# User Click Data Analysis with Apache Spark
## Interactive Cloud-Ready Analysis Notebook

This notebook provides an interactive environment for analyzing user click data using Apache Spark on Google Cloud Dataproc. It demonstrates distributed computing principles and provides visualization capabilities.

**Dataset**: User click events with timestamp and user ID  
**Platform**: Google Cloud Dataproc with Jupyter integration  
**Objective**: Analyze click patterns across 6-hour time intervals


## 1. Setup and Imports


In [None]:
# Import required libraries
from pyspark.sql import SparkSession
from pyspark.sql.functions import *
from pyspark.sql.types import *
import matplotlib.pyplot as plt
import seaborn as sns
import pandas as pd
import warnings
warnings.filterwarnings('ignore')

# Set up plotting style
plt.style.use('seaborn-v0_8')
sns.set_palette("husl")

print("✓ Libraries imported successfully")


: 

## 2. Initialize Spark Session


In [None]:
# Initialize Spark session with optimized configuration
spark = SparkSession.builder \
    .appName("InteractiveClickAnalysis") \
    .config("spark.sql.adaptive.enabled", "true") \
    .config("spark.sql.adaptive.coalescePartitions.enabled", "true") \
    .config("spark.ui.port", "4041") \
    .getOrCreate()

# Set log level to reduce verbose output
spark.sparkContext.setLogLevel("WARN")

print(f"✓ Spark session initialized")
print(f"Spark version: {spark.version}")
print(f"Spark UI: {spark.sparkContext.uiWebUrl}")

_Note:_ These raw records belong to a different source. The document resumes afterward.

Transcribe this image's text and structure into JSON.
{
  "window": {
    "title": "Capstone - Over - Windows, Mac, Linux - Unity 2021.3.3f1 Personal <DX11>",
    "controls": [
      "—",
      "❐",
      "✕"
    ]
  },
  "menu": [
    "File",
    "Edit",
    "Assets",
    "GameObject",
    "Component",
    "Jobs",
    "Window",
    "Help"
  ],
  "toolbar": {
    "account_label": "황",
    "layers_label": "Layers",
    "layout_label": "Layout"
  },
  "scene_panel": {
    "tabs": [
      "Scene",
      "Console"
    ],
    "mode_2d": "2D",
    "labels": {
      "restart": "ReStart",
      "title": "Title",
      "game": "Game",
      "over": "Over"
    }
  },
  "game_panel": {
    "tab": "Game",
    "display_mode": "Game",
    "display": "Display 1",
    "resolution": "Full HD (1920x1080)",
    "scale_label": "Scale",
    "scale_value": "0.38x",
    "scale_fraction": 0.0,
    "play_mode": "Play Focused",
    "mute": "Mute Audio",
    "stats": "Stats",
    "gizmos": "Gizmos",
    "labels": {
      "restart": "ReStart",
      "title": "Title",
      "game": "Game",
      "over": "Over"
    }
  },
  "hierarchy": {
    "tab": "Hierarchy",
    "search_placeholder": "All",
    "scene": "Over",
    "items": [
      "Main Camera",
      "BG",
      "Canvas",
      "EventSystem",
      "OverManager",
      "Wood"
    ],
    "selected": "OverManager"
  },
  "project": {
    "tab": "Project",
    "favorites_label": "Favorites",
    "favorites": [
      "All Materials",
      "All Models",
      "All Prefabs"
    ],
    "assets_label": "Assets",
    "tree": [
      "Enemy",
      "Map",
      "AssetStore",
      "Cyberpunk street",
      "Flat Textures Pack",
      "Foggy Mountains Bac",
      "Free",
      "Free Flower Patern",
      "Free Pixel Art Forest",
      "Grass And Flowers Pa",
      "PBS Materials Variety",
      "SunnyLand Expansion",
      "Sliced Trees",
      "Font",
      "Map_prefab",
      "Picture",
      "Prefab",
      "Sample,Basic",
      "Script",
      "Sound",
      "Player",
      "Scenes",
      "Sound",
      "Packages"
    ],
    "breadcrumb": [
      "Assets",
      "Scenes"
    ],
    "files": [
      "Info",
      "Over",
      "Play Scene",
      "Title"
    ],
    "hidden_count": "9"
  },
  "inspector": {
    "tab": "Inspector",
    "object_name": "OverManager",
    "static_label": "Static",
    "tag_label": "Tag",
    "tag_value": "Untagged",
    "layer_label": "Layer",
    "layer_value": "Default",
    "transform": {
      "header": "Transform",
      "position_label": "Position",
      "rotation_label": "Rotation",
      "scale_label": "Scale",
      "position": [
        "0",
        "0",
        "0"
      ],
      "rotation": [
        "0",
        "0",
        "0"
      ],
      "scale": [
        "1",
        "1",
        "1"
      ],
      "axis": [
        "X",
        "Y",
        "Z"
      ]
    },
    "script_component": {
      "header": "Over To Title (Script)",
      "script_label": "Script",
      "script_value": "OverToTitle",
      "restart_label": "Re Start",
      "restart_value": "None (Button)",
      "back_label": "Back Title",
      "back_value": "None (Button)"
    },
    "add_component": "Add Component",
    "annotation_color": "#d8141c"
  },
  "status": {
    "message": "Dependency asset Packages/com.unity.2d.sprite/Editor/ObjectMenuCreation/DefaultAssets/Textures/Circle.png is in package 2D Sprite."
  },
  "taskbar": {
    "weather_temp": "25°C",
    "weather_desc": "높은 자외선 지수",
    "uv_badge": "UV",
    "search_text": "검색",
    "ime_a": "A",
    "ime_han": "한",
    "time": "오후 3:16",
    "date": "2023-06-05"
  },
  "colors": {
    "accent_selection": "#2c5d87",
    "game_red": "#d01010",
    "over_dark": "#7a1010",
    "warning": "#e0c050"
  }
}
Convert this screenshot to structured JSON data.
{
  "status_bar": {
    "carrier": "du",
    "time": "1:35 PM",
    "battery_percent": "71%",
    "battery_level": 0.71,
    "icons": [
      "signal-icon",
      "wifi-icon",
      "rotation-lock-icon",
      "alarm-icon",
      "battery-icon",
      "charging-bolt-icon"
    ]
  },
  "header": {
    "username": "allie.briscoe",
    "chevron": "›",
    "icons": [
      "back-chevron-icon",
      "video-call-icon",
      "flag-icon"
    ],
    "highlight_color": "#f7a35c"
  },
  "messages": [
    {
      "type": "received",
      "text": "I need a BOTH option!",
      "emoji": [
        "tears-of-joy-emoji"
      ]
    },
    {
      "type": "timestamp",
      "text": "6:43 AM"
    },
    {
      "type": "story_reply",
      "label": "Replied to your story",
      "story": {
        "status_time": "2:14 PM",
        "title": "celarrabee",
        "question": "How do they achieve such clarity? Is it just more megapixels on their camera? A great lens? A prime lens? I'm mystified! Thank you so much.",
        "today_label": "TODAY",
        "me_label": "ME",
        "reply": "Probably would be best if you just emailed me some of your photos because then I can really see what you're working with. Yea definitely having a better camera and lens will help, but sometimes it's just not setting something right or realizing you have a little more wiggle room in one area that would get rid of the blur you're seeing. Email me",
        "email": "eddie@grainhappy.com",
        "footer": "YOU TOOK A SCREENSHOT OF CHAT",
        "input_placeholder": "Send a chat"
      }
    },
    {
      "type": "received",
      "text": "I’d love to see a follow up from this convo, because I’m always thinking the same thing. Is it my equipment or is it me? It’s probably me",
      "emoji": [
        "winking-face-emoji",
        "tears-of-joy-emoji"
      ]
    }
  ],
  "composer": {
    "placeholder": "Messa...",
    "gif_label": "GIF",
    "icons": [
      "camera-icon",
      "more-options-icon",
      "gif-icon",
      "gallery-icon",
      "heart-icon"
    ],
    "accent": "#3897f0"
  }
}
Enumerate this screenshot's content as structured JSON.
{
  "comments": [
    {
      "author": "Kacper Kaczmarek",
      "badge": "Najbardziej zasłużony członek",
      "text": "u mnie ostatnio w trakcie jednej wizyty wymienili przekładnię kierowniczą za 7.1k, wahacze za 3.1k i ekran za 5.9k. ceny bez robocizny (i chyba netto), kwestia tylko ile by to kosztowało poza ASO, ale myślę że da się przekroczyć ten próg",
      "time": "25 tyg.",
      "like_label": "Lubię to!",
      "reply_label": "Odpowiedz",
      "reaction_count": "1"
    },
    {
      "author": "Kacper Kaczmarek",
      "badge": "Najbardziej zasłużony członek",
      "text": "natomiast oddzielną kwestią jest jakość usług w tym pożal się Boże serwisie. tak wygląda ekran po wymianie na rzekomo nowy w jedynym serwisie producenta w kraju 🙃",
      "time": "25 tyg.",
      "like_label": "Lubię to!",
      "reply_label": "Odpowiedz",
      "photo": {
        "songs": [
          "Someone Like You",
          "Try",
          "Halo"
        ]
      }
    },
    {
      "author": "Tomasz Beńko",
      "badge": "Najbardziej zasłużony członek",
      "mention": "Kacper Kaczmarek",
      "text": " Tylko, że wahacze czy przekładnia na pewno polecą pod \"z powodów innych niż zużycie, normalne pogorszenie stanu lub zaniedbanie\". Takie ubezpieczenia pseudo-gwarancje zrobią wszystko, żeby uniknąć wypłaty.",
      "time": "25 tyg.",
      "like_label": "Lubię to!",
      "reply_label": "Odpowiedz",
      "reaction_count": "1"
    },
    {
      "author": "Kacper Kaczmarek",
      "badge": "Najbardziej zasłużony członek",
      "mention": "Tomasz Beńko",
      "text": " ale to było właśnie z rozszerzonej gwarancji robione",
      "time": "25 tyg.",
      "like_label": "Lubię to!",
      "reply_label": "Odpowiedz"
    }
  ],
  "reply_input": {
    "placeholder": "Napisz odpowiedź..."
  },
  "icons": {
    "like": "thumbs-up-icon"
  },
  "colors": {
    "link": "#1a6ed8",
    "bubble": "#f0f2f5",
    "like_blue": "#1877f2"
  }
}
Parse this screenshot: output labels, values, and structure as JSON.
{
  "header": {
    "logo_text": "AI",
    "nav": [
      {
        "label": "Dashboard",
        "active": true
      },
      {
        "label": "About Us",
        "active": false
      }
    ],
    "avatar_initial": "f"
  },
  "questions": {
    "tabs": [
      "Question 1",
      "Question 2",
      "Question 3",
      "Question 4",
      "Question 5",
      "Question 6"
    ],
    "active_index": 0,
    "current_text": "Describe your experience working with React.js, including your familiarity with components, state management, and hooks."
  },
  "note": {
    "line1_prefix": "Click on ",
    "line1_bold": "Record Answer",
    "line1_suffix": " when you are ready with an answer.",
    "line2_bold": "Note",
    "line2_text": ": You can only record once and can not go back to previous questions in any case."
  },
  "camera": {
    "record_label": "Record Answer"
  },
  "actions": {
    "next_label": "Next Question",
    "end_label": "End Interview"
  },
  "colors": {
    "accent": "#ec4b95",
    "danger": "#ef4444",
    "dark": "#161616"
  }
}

## 3. Load and Process Data


In [None]:
# Define processing functions
def get_time_interval(time_str):
    """Categorize time into 6-hour intervals."""
    try:
        hour = int(time_str.split(':')[0])
        if 0 <= hour < 6:
            return "0-6"
        elif 6 <= hour < 12:
            return "6-12"
        elif 12 <= hour < 18:
            return "12-18"
        elif 18 <= hour < 24:
            return "18-24"
        else:
            return "invalid"
    except:
        return "invalid"

def parse_line(line):
    """Parse a data line into components."""
    try:
        parts = line.strip().split()
        if len(parts) == 3:
            date_part, time_part, user_id = parts
            interval = get_time_interval(time_part)
            if interval != "invalid":
                return (date_part, time_part, user_id, interval)
    except:
        pass
    return None

# Load and process data
data_file = "data.txt"
raw_rdd = spark.sparkContext.textFile(data_file)

print(f"✓ Data loaded from {data_file}")
print(f"Total lines: {raw_rdd.count()}")

# Process data using RDD transformations
parsed_rdd = raw_rdd.map(parse_line).filter(lambda x: x is not None)
interval_rdd = parsed_rdd.map(lambda x: (x[3], 1))
click_counts = interval_rdd.reduceByKey(lambda a, b: a + b).collect()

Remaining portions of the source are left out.